Tokenizes source code into a stream of symbols. Handles keywords, operators, literals, and identifiers.

2. Parser (Parser/)

Builds an Abstract Syntax Tree (AST) from tokens using recursive descent parsing. The AST represents the program structure as nested expression and statement objects.

3. Semantic Analyzer (Semantic/)

Validates the AST for semantic correctness:

  • Type checking and type promotion rules
  • Symbol table management
  • Function and struct declarations
  • Variable scope and redeclaration checks
  • Throws SemanticException for violations

4. Code Generator (CodeGenerator/)

Translates the validated AST into Java bytecode (.class files) using the ASM library. Generates optimized bytecode with proper stack management and local variable allocation.

Building and Running

Prerequisites

  • Java 11+
  • Gradle

Build

./gradlew build

On Windows:

gradlew.bat build

Compile a Source File

./gradlew run --args="-compiler path/to/file.lang"

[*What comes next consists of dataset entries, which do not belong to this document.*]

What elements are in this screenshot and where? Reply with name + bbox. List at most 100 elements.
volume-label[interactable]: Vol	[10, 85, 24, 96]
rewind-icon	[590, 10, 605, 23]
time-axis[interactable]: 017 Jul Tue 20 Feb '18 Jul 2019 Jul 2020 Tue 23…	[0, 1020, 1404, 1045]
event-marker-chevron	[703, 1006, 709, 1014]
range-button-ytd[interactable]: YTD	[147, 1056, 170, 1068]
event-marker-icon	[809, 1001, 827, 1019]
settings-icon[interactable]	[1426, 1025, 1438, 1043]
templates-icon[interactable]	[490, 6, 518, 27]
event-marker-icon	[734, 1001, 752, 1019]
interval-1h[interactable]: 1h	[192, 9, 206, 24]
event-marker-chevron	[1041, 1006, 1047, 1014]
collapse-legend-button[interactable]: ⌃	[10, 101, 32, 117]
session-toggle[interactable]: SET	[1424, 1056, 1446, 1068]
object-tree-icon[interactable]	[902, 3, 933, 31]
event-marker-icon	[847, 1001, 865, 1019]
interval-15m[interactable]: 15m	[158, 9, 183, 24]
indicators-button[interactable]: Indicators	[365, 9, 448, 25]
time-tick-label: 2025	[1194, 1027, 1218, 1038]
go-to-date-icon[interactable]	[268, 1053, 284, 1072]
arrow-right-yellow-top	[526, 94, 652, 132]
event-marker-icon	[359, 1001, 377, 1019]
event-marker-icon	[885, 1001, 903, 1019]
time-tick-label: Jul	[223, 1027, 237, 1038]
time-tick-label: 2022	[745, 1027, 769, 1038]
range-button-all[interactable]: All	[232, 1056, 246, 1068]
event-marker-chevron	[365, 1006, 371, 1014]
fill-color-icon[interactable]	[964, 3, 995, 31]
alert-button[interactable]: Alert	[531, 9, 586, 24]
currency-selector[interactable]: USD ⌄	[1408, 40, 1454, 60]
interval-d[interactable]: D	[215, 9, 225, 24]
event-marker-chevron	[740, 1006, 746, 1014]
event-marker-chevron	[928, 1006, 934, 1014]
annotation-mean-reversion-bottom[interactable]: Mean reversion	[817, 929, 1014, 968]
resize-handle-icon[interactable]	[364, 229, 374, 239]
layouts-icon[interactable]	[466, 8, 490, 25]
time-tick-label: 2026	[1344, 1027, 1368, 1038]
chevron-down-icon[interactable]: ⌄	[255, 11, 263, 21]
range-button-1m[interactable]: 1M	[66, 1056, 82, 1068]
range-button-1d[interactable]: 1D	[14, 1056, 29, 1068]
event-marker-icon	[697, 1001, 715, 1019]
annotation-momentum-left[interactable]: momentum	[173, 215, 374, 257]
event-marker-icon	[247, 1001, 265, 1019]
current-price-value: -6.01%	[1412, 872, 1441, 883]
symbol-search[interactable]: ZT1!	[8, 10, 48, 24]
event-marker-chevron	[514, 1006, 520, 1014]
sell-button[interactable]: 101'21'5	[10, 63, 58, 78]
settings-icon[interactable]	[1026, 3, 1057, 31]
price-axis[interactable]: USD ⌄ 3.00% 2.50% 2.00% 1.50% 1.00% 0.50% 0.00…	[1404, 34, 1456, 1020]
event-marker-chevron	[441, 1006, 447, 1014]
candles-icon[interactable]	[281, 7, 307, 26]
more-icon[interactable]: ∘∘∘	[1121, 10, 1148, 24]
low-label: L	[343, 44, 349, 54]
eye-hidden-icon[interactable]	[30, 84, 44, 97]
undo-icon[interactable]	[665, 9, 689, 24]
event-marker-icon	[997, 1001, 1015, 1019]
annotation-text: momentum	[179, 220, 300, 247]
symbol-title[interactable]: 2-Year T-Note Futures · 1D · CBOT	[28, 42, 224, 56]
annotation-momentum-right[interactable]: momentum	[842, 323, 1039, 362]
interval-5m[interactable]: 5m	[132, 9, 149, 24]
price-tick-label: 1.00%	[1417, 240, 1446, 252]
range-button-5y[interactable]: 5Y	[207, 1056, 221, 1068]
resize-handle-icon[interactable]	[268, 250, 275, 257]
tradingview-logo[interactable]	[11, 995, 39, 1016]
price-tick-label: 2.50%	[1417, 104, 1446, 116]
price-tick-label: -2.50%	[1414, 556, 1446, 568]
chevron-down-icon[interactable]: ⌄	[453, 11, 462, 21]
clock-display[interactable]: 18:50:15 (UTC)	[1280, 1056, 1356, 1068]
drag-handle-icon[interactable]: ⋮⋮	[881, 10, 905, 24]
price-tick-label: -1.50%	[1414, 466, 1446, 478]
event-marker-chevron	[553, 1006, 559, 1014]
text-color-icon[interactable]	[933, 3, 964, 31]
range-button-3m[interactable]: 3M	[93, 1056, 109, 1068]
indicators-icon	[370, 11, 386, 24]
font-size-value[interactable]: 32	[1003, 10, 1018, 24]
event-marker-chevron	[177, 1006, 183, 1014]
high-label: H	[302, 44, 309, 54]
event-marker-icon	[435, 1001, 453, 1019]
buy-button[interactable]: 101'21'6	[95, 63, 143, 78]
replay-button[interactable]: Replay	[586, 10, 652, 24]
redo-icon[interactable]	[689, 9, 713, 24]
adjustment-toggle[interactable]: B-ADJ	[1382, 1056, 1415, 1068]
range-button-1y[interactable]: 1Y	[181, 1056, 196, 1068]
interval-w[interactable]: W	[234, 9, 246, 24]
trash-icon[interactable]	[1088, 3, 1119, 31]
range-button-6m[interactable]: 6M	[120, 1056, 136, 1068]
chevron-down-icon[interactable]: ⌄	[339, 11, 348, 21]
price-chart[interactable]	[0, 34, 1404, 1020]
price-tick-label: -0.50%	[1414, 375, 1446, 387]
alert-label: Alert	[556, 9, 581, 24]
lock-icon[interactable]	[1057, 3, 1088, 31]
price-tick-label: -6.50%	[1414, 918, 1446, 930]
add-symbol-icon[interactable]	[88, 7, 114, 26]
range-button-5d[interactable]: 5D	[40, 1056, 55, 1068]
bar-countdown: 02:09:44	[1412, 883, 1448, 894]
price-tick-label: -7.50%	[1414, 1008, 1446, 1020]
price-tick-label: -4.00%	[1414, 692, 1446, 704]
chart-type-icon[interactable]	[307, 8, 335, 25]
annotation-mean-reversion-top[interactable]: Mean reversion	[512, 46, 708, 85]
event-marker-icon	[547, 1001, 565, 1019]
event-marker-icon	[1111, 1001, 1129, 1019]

This generates a .class file that can be executed with the Java runtime.

Other Compiler Modes

Lexer only (output tokens):

./gradlew run --args="-lexer path/to/file.lang"

Parser only (output AST):

./gradlew run --args="-parser path/to/file.lang"

Semantic analysis only:

./gradlew run --args="-semantic path/to/file.lang"

Example Program

See code_example.lang for a complete example of the language syntax and features.

Testing

The project includes test suites for each compiler stage:

  • TestLexer.java — lexical analysis tests
  • testParser.java — parsing tests
  • testSemantic.java — semantic validation tests
  • testCodegen.java — code generation tests

Run tests with:

./gradlew test

Current Status

Fully Implemented:

  • ✅ Lexical analysis
  • ✅ Parsing and AST construction
  • ✅ Type system and type checking
  • ✅ Variable declarations (with final support)
  • ✅ Function declarations and calls
  • ✅ Control flow (for, while, if/else)
  • ✅ All operators (arithmetic, logical, comparison)
  • ✅ String concatenation
  • ✅ Arrays and array operations
  • ✅ Structs (custom data types)
  • ✅ Bytecode generation and execution

Project Structure

src/main/java/compiler/
├── Compiler.java          # Entry point and CLI
├── Lexer/                 # Tokenization
├── Parser/                # AST construction
│   └── StatementsAndExpressions/  # AST node classes
├── Semantic/              # Type checking and validation
└── CodeGenerator/         # Bytecode generation

build/                    # Compiled output

Implementation Notes

  • The compiler uses a visitor pattern for AST traversal during semantic analysis and code generation
  • Type promotion (int to float) is handled automatically in mixed expressions
  • The ASM library is used for efficient bytecode generation
  • All symbols and variables are tracked in symbol tables maintained during compilation

License

This is an educational compiler project.